Which Indians are most affected by the current economic slowdown?
Manufacturing and construction workers, informal sector labourers, small traders, retailers, and agricultural producers face the sharpest impacts through job losses, wage stagnation, reduced hours, and rising input costs. In contrast, large corporations and asset holders remain relatively insulated.
How does government stimulus reach different parts of society?
Recovery measures typically flow through institutional channels—bank lending, corporate subsidies, infrastructure contracts—which primarily benefit large entities with collateral and political access. Daily wage workers and street vendors lack access to these formal credit and procurement systems.

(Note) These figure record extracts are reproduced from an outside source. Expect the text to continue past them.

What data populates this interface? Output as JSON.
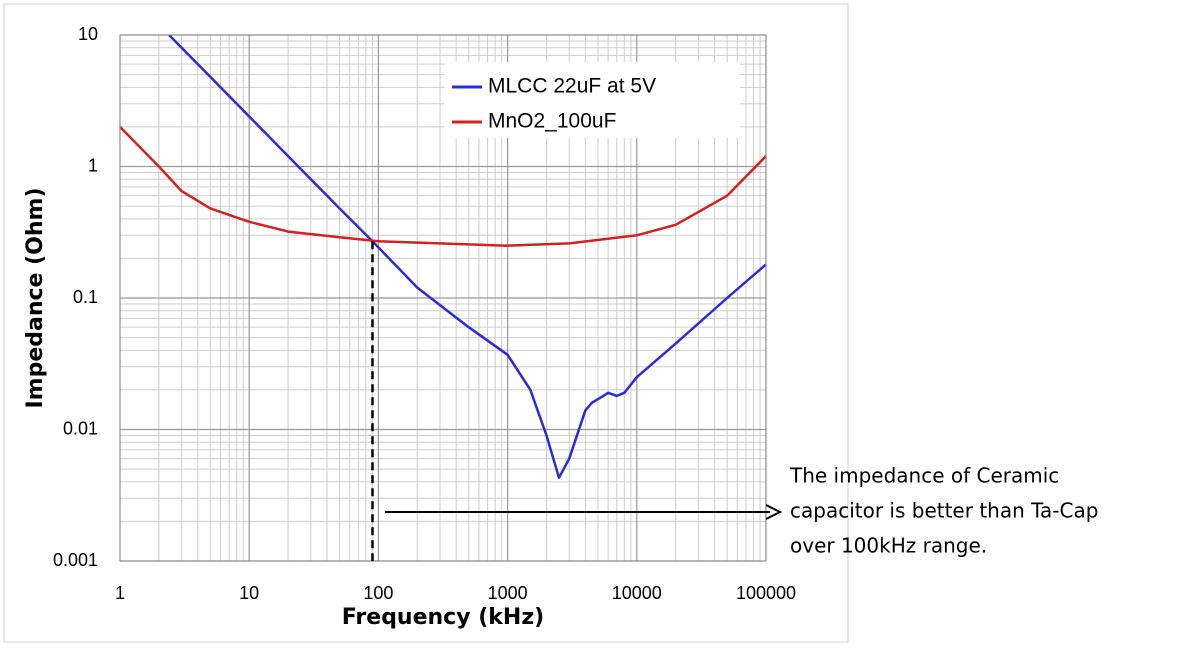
{
  "chart_data": {
    "type": "line",
    "x_label": "Frequency (kHz)",
    "y_label": "Impedance (Ohm)",
    "xlim": [
      1,
      100000
    ],
    "ylim": [
      0.001,
      10
    ],
    "xticks": [
      1,
      10,
      100,
      1000,
      10000,
      100000
    ],
    "yticks": [
      0.001,
      0.01,
      0.1,
      1,
      10
    ],
    "xscale": "log",
    "yscale": "log",
    "grid": true,
    "minor_grid": true,
    "legend": "upper right",
    "series": [
      {
        "name": "MLCC 22uF at 5V",
        "color": "#2b2bd6",
        "x": [
          2.4,
          5,
          10,
          20,
          50,
          90,
          200,
          500,
          1000,
          1500,
          2000,
          2500,
          3000,
          4000,
          4500,
          5500,
          6000,
          7000,
          8000,
          10000,
          20000,
          50000,
          100000
        ],
        "values": [
          10,
          4.8,
          2.4,
          1.2,
          0.48,
          0.27,
          0.12,
          0.06,
          0.037,
          0.02,
          0.009,
          0.0043,
          0.006,
          0.014,
          0.016,
          0.018,
          0.019,
          0.018,
          0.019,
          0.025,
          0.045,
          0.1,
          0.18
        ]
      },
      {
        "name": "MnO2_100uF",
        "color": "#d42020",
        "x": [
          1,
          2,
          3,
          5,
          10,
          20,
          50,
          100,
          300,
          1000,
          3000,
          10000,
          20000,
          50000,
          100000
        ],
        "values": [
          2,
          1.0,
          0.65,
          0.48,
          0.38,
          0.32,
          0.29,
          0.27,
          0.26,
          0.25,
          0.26,
          0.3,
          0.36,
          0.6,
          1.2
        ]
      }
    ],
    "reference_line": {
      "x": 90,
      "y": 0.27
    },
    "annotation": [
      "The impedance of Ceramic",
      "capacitor is better than Ta-Cap",
      "over 100kHz range."
    ]
  }
}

What economic indicators show India's slowdown?
Growth rates have decelerated from 7–8% (2015–2017) to lower levels recently. Real wage growth lags inflation, particularly in food essentials. Credit conditions have tightened for small and medium enterprises, constraining investment and job creation.
How do asset owners and workers experience the same economic slowdown differently?
A senior executive with equity options, a farmer with irrigation assets, and a construction labourer all face the same GDP slowdown, but their exposure differs dramatically. Asset holders benefit from capital appreciation during recoveries, while workers depend entirely on wages and employment stability.